Driving in India is a new kind of adventure. Driving in India is a free-for all, drive at your own risk endeavor lacking any order whatsoever. I could make out white lines indicating there were supposed to be lanes, but no one saw these lanes but me and Bonnie (at one point I looked over at Bonnie and she was doing the whole Catholic thingy across her chest and she is not even Catholic). There were also speed limits, but again these were invisible to everyone except the two Americans. We shared lanes with buses, rickshaws, bicycles, motorcycles, cars, cows, dogs, monkey's, and people who walked across the craziness in amazing calmness. We would find out from Praveen towards the end of our trip that had someone hit him or he hit someone else, even if it was not his fault he would be dragged out of the car and killed. I had read this in the book Shantaram, but to hear it from the mouth of one of the sweetest men I had come to know it was even more disturbing. I quickly asked," Would they kill us too????" He laughed and said," No, it is no problem, you are safe." He would later jokingly ask if I would like to drive and I told him I would like to live a longer life thank you very much.
One of our favorite days was the day we went river rafting on the Ganga. We were picked up by our driver on a Motorcycle!!!!!!!!!!!!!!!!!!!! Oh. My. Gosh that was some scary fun. At one point Bonnie said," I promise I will help Dirk raise the kids." No safety measures were taken, just get on and hope you don't fall off......3 of us on one bike. He dropped off to go river rafting. Bonnie and I were on a raft with 7 young men, so we thought we were going to get taken care of. Hells no! The boys on the trip were some MBA graduates and sissy-pants. Bonnie and I found ourselves doing almost all of the work. We sang songs and they asked to hear an English song. The only one I could think of was Ann Murray's "Even though we ain't got money, I'm so in-love with ya honey.............." I wondered later why that was the only song that came to mind and I think it is because so many people ain't got money here. In any case, that song was older than all of the boys, but they seemed to enjoy laughing at me. We did stop half way to play volleyball which nobody was good at and since we had sand all over we all got in the Ganga. They said," You are a yoga teacher, you can do it!" I placed me hand at my heart, closed my eyes, went under and was blessed by Mother Ganga. It was freakin cold!

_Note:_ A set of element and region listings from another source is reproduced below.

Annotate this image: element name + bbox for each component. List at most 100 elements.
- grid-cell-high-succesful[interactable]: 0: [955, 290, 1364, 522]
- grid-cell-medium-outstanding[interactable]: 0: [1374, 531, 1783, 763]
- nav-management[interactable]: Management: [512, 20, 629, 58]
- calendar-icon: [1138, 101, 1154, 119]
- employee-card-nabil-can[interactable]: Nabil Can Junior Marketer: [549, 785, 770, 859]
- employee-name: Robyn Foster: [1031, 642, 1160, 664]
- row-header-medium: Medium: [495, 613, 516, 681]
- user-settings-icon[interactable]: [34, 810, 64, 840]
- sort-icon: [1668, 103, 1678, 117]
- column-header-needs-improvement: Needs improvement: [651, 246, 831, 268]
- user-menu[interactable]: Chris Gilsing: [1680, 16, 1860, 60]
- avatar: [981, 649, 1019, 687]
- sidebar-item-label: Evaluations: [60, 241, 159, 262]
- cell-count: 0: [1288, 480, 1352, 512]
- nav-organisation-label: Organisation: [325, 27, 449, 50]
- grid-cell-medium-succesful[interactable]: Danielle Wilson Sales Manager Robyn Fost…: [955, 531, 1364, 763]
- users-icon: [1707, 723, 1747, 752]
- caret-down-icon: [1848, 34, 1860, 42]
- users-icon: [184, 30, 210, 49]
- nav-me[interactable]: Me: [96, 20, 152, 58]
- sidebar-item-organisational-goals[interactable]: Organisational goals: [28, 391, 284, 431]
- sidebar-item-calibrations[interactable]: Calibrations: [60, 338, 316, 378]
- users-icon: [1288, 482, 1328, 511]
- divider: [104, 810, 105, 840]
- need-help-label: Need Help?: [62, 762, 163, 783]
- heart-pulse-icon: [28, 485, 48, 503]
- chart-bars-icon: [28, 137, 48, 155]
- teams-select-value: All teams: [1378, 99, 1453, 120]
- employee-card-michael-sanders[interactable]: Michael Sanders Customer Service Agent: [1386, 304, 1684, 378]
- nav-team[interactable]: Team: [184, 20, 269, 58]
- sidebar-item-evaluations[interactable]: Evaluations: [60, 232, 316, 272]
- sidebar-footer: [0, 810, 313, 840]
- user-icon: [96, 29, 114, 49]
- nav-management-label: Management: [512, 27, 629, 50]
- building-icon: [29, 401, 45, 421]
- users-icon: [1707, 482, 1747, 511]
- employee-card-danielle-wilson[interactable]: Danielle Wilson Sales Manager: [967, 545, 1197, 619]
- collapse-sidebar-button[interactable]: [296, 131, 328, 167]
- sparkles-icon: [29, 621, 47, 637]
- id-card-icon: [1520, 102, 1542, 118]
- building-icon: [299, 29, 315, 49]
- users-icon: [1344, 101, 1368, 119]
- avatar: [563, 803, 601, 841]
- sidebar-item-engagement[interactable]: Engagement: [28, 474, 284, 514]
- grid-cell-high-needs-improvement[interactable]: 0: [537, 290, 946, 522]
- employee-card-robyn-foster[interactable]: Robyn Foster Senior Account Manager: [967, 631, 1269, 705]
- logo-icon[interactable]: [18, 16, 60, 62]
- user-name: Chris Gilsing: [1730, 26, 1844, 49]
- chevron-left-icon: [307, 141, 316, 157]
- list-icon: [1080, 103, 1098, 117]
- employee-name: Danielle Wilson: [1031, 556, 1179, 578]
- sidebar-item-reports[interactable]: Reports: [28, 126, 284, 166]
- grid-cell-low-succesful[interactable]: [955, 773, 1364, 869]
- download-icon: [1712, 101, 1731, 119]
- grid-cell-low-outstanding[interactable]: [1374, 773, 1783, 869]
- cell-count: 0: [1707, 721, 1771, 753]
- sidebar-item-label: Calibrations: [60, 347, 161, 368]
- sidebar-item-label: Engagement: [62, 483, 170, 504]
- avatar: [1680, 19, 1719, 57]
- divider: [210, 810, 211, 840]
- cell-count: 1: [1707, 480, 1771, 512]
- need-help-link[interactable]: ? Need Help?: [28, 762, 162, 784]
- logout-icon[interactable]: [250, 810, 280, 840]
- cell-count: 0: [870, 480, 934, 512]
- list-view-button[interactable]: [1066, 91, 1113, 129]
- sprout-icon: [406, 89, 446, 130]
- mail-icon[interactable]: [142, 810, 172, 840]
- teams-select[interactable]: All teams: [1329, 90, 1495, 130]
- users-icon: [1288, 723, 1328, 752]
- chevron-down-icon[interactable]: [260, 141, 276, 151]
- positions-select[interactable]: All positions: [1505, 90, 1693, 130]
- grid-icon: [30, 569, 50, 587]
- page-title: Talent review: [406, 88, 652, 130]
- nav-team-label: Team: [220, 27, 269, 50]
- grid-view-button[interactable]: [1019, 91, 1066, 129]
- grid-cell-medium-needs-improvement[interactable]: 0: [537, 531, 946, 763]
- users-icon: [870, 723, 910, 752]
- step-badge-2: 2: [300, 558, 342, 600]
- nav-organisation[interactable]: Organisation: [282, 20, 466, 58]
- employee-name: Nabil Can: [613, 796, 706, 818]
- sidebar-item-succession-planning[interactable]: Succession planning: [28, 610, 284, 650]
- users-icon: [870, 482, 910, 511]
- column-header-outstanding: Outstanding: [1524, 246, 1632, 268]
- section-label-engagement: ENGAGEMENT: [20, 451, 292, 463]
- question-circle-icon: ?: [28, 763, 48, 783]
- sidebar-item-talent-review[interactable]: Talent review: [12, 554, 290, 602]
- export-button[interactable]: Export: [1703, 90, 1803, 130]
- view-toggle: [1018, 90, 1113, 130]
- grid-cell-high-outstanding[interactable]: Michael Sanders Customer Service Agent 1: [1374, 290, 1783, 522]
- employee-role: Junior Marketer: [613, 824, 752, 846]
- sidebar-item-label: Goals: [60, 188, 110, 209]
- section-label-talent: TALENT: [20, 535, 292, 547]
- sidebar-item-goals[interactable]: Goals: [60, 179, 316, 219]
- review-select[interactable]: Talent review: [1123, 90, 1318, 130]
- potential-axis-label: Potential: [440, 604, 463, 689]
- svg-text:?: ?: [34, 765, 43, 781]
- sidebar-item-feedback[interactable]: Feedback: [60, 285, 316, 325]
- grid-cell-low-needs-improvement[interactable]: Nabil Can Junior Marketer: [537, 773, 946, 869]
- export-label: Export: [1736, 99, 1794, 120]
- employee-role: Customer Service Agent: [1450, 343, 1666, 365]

That evening, after out last Aarti ceremony, we went to see the Guru of our Ashram. I asked how I could raise my children to be compassionate and aware of how blessed they are in this life. He told me children follow the dance of the mother and they are always watching, so I must always remember this. I thanked him for this life-changing time I have had and almost cried at the thought of not being back for awhile. I really feel at home there and it is my dream to take Dirk and the kids there soon. After being around many orphans during the course of my trip, I feel even stronger about teaching my children well. I, Taragaribaba (my baba name) have a lot of work to do.
If you are still reading this I have to end by saying that I wish everyone the peace I have felt since experiencing the wonderment of India for the first time. Maybe you too will travel to India or maybe you will just set yourself free here in America. Free of judgment of yourself and others, free of the race for material possessions, free of all which no longer serves you. It is my hope that you will set your voice free and sing from the depth of your soul. I don't believe we need to move to India to become this way as it is already there, we only need to bring it to the surface.